The Austin Chronicle

https://www.austinchronicle.com/music/2004-10-29/235124/

TCB

By Christopher Gray, October 29, 2004, Music

Every Day Is Halloween

Nostalgia is, by definition, nothing new. But the Regression scene at Elysium Sunday nights is less nostalgia than genuine phenomenon. Week after week, Austinites crowd into the Red River Goth palace not so much to relive the Eighties as revive them. "TCB" sat down Monday night in an empty Elysium with owner John Wickham and Regression DJs Pumpkin Spice (also Wickham's wife) and Spider Lily to discuss why Austin just can't get enough Eighties. "They never really went out of style," notes Pumpkin Spice.

TCB: Why have Sundays at Elysium taken on such a life of their own?

John Wickham: Mainly because the Eighties is something that all of us of a certain age can relate to. Everybody has their Eighties songs. I think everybody has a frame of reference for the Eighties. It's like talking to somebody our age about Star Wars. Everybody knows what you're talking about.

TCB: Austin has had an Eighties night continually since at least 1989, and since 1997 at Atomic Cafe/Elysium. How has it evolved over the years?

Spider Lily: In the beginning, it was always the same song you hear by Blondie all the time, the same song you hear from the Cars all the time. Now the crowd requests more obscure Cure songs. They're tired of "Fascination Street," they want to hear something else.

JW: When we get 25-year-olds in the bar, they obviously don't remember Trio's "Da Da Da" from the Eighties, they remember it from the Volkswagen commercial. When Donnie Darko came out, we had Tears for Fears and Echo & the Bunnymen. It changes. The more that the music gets back out into the mass media and people hear more of it, the more they go, "Oh yeah, I like that song."

Pumpkin Spice: It's funny, because a lot of them don't know the actual name of the song. They'll request it by the commercial.

TCB: Are there certain songs you know will be a hit?

SL: "99 Luftballoons."

PS: "She Bop."

SL: "Rock Lobster." "I Love Rock-n-Roll."

PS: Those are the ones where if you play a song and clear the dance floor – actually it's never really cleared, but if you go, "Ooh, I shouldn't have played that" – you play something like that and it brings them all back.
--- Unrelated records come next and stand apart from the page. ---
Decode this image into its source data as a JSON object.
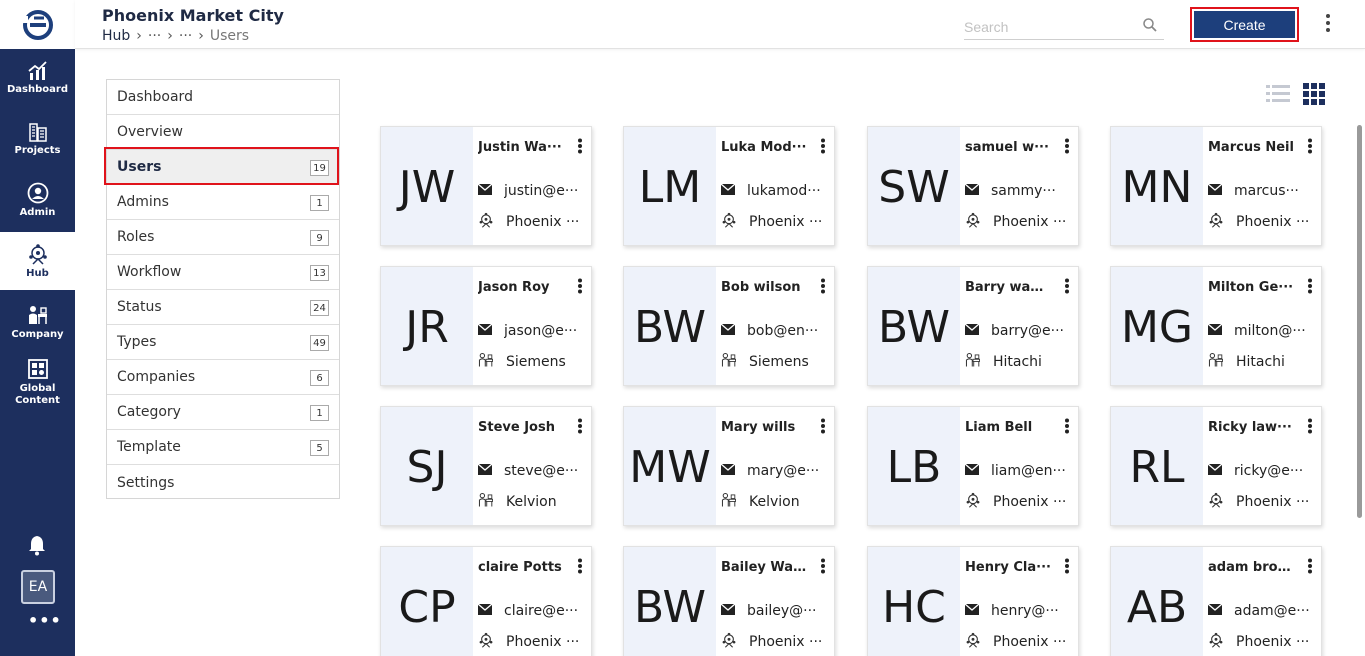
{
  "rail": {
    "items": [
      {
        "label": "Dashboard",
        "icon": "chart-up-icon"
      },
      {
        "label": "Projects",
        "icon": "buildings-icon"
      },
      {
        "label": "Admin",
        "icon": "admin-user-icon"
      },
      {
        "label": "Hub",
        "icon": "hub-icon"
      },
      {
        "label": "Company",
        "icon": "company-icon"
      },
      {
        "label": "Global Content",
        "icon": "global-content-icon"
      }
    ],
    "avatar": "EA",
    "more": "•••"
  },
  "header": {
    "title": "Phoenix Market City",
    "breadcrumb": {
      "hub": "Hub",
      "sep": "›",
      "ell1": "···",
      "ell2": "···",
      "current": "Users"
    },
    "search_placeholder": "Search",
    "create_label": "Create"
  },
  "menu": {
    "items": [
      {
        "label": "Dashboard",
        "count": ""
      },
      {
        "label": "Overview",
        "count": ""
      },
      {
        "label": "Users",
        "count": "19"
      },
      {
        "label": "Admins",
        "count": "1"
      },
      {
        "label": "Roles",
        "count": "9"
      },
      {
        "label": "Workflow",
        "count": "13"
      },
      {
        "label": "Status",
        "count": "24"
      },
      {
        "label": "Types",
        "count": "49"
      },
      {
        "label": "Companies",
        "count": "6"
      },
      {
        "label": "Category",
        "count": "1"
      },
      {
        "label": "Template",
        "count": "5"
      },
      {
        "label": "Settings",
        "count": ""
      }
    ]
  },
  "cards": [
    {
      "initials": "JW",
      "name": "Justin Wa···",
      "email": "justin@e···",
      "org": "Phoenix ···",
      "org_icon": "hub-icon"
    },
    {
      "initials": "LM",
      "name": "Luka Mod···",
      "email": "lukamod···",
      "org": "Phoenix ···",
      "org_icon": "hub-icon"
    },
    {
      "initials": "SW",
      "name": "samuel w···",
      "email": "sammy···",
      "org": "Phoenix ···",
      "org_icon": "hub-icon"
    },
    {
      "initials": "MN",
      "name": "Marcus Neil",
      "email": "marcus···",
      "org": "Phoenix ···",
      "org_icon": "hub-icon"
    },
    {
      "initials": "JR",
      "name": "Jason Roy",
      "email": "jason@e···",
      "org": "Siemens",
      "org_icon": "company-icon"
    },
    {
      "initials": "BW",
      "name": "Bob wilson",
      "email": "bob@en···",
      "org": "Siemens",
      "org_icon": "company-icon"
    },
    {
      "initials": "BW",
      "name": "Barry was···",
      "email": "barry@e···",
      "org": "Hitachi",
      "org_icon": "company-icon"
    },
    {
      "initials": "MG",
      "name": "Milton Ge···",
      "email": "milton@···",
      "org": "Hitachi",
      "org_icon": "company-icon"
    },
    {
      "initials": "SJ",
      "name": "Steve Josh",
      "email": "steve@e···",
      "org": "Kelvion",
      "org_icon": "company-icon"
    },
    {
      "initials": "MW",
      "name": "Mary wills",
      "email": "mary@e···",
      "org": "Kelvion",
      "org_icon": "company-icon"
    },
    {
      "initials": "LB",
      "name": "Liam Bell",
      "email": "liam@en···",
      "org": "Phoenix ···",
      "org_icon": "hub-icon"
    },
    {
      "initials": "RL",
      "name": "Ricky law···",
      "email": "ricky@e···",
      "org": "Phoenix ···",
      "org_icon": "hub-icon"
    },
    {
      "initials": "CP",
      "name": "claire Potts",
      "email": "claire@e···",
      "org": "Phoenix ···",
      "org_icon": "hub-icon"
    },
    {
      "initials": "BW",
      "name": "Bailey Wa···",
      "email": "bailey@···",
      "org": "Phoenix ···",
      "org_icon": "hub-icon"
    },
    {
      "initials": "HC",
      "name": "Henry Cla···",
      "email": "henry@···",
      "org": "Phoenix ···",
      "org_icon": "hub-icon"
    },
    {
      "initials": "AB",
      "name": "adam brogg",
      "email": "adam@e···",
      "org": "Phoenix ···",
      "org_icon": "hub-icon"
    }
  ],
  "colors": {
    "rail": "#1d2f5e",
    "primary_button": "#1d3f7c",
    "highlight": "#e0131b",
    "card_initials_bg": "#eef2fa"
  }
}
TCB: How much do you think it's about the music and how much is about the scene?

PS: If you look at the dance floor, it's pretty packed usually. There's no room to dance.

SL: I think [people] like to be in a place where they can do whatever the hell they want to and not be embarrassed. I think they like being in a huge crowd of people where they can dance to songs they know are cheesy as hell and no one cares.